Zhong Huan, Chi Shuxin, Magaña Armando Alcazar, Fordwour Osei B, Foster Leonard J
Department of Biochemistry and Molecular Biology, Michael Smith Laboratories, Life Sciences Institute, University of British Columbia, Vancouver V6T 1Z4, BC, Canada.
J Proteome Res. 2025 Nov 7;24(11):5305-5318. doi: 10.1021/acs.jproteome.5c00294. Epub 2025 Sep 25.

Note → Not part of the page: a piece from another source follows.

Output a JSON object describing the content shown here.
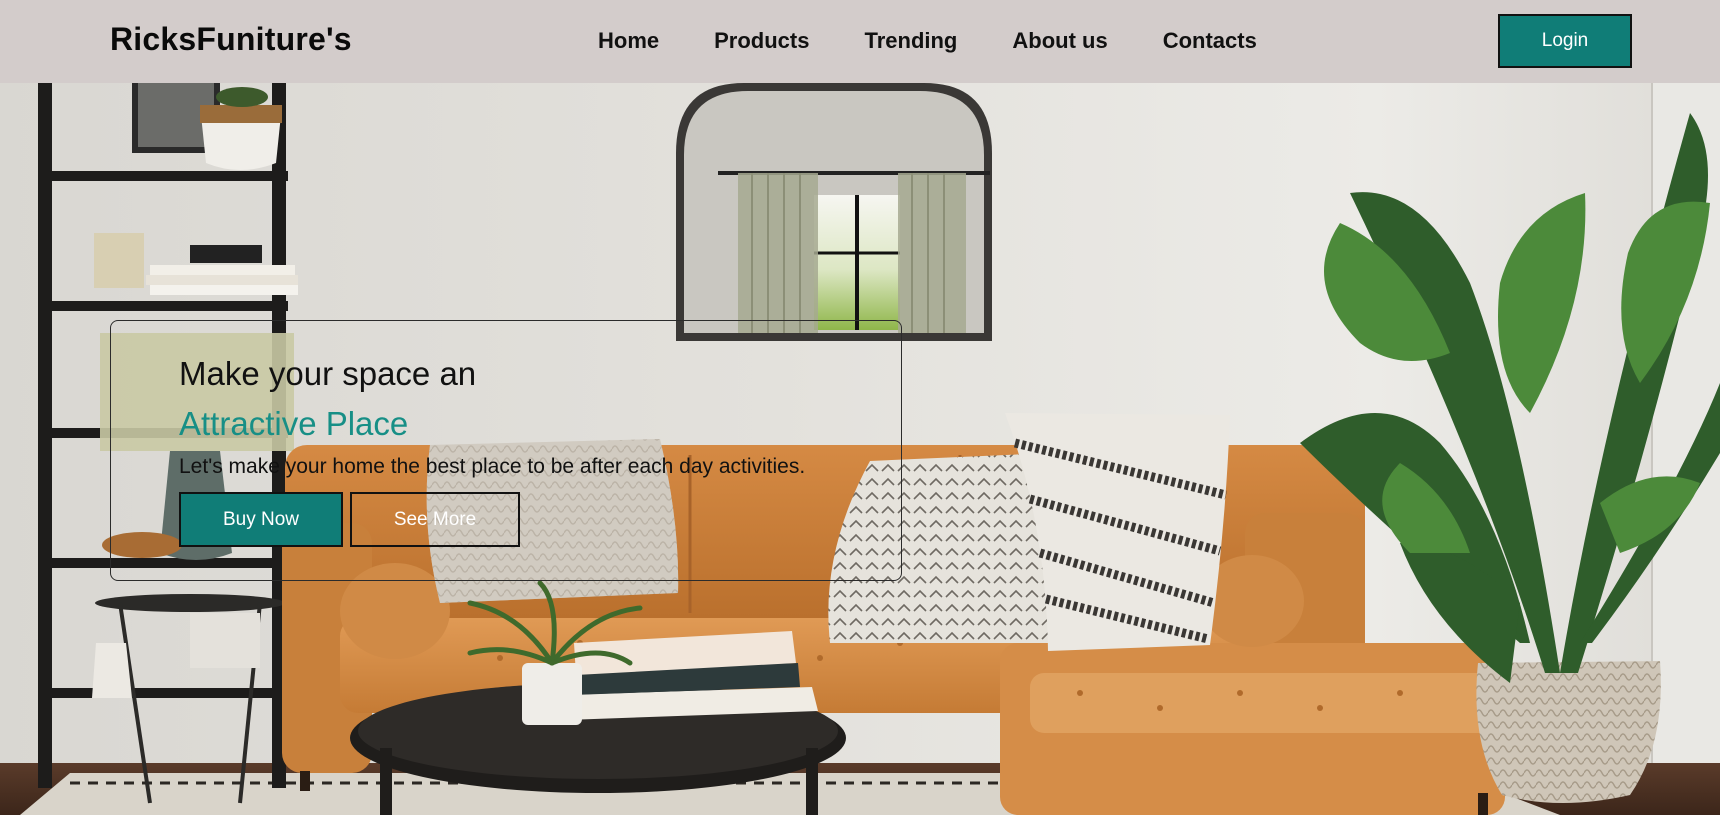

Honey bees () are vital pollinators essential for maintaining ecosystem stability and global food production, but they face escalating threats from pathogens, agrochemicals, and climate change. Although proteomics has advanced our understanding of bee physiology, single-omics approaches are insufficient to capture the complexity of colony health. This review highlights the rise of integrative multiomics frameworks─combining proteomics, metabolomics, and lipidomics─with artificial intelligence (AI)-based strategies to decode molecular resilience in bees. We summarize recent advances in omics technologies, including spatial and single-cell platforms, mass spectrometry innovations, and customized computational pipelines. Furthermore, we highlight how AI-enhanced multiomics integration facilitates biomarker discovery, elucidates regulatory networks, especially in nonmodel organisms like honey bees. Emerging computational methods such as deep learning, graph neural networks, and multilayer network models offer predictive, scalable, and interpretable insights. Despite challenges like limited sample input and cross-omics heterogeneity, the convergence of omics and machine learning represents a transformative paradigm for decoding complex biological systems. These integrative approaches offer not only a deeper molecular understanding of bee biology but also generalizable frameworks for systems biology in other ecologically relevant species.